Wednesday 24 December 2014

Pietro Ursuleo of Capua: A New Attribution

In a previous post about the Psalter and Passion Sequences written by Pietro Ursuleo, I used images of a Psalter in Baltimore (Walters Art Museum, MS W.330) to suggest what two features of the missing leaves might look like.

What I did not mention is that the Baltimore manuscript appears to me also to have been written by Ursuleo, an observation that has apparently not previously been made.[1]
Baltimore, Walters MS W.330
The illumination of the Baltimore book has been attributed to Cristoforo Majorana, who is first documented working for the Aragonese Court in Naples in 1472. The illumination of the dismembered manuscript is attributed to Cola Rapicano, in whose workshop Cristoforo is thought to have trained. Pietro Ursuleo, the scribe, died in 1483.

The mise-en-page of the two books is very similar, with 19 lines of text per page, although the Baltimore book is much larger, at about 290×155mm, as compared to the Tregaskis book at about 170×130mm. This being the case we cannot expect the script of the two to be identical, especially as they may have been written some years apart.

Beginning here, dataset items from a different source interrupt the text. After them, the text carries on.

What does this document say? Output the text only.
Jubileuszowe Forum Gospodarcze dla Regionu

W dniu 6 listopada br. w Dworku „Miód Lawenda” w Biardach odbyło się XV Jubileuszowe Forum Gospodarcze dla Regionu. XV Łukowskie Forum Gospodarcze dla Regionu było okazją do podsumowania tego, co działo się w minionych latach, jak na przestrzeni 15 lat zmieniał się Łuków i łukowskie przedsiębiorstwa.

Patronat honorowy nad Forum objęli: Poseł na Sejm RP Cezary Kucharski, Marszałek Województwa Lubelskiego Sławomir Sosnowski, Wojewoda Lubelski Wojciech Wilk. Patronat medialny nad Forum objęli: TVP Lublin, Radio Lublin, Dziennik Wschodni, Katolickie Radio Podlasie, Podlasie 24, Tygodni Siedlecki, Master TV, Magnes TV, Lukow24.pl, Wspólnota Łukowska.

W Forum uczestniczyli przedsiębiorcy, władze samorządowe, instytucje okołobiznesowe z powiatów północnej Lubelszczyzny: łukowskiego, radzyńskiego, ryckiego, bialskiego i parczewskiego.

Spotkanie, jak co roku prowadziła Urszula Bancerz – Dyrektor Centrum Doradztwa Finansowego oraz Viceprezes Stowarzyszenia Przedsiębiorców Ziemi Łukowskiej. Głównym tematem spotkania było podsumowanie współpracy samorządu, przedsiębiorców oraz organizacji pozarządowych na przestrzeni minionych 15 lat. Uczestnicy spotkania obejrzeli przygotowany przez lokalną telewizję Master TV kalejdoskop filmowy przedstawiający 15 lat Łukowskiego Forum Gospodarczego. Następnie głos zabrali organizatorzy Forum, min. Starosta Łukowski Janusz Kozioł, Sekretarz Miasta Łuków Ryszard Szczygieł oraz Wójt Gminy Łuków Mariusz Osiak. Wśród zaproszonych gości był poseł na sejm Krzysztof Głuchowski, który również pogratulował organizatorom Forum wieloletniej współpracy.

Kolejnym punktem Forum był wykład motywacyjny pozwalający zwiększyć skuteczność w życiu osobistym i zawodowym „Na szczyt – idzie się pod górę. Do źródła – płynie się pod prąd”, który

The most unusual letter-form of the Walters MS is perhaps the r with a top-stroke that curves all the way back so that it touches, or nearly touches, the minim, and the foot of the minim with a very large serif:

The letter r does not always take this unususal form, however; on the same page as all the above examples we find:

The unusual form of the letter is not usually used in the dismembered Tregaskis manuscript:

but examples of it can be found, sometimes in close proximity to a more 'normal' r:

I could go through the whole alphabet trying to demonstrate that the Baltimore manuscript is by the same scribe as the ones signed by Pietro Ursuleo, but I will leave it for you to make you own minds up.

[1] Chiara Valle, Zanvyl Krieger Fellow in the Department of Manuscripts and Rare Books at the Walters, kindly tells me in an email (1 Oct., 2014) that "I have looked at the curatorial files of the manuscript W.330. I have not found anyone who recognized the hand of Pietro Ursuleo of Capua, or any other scribe, in the manuscript."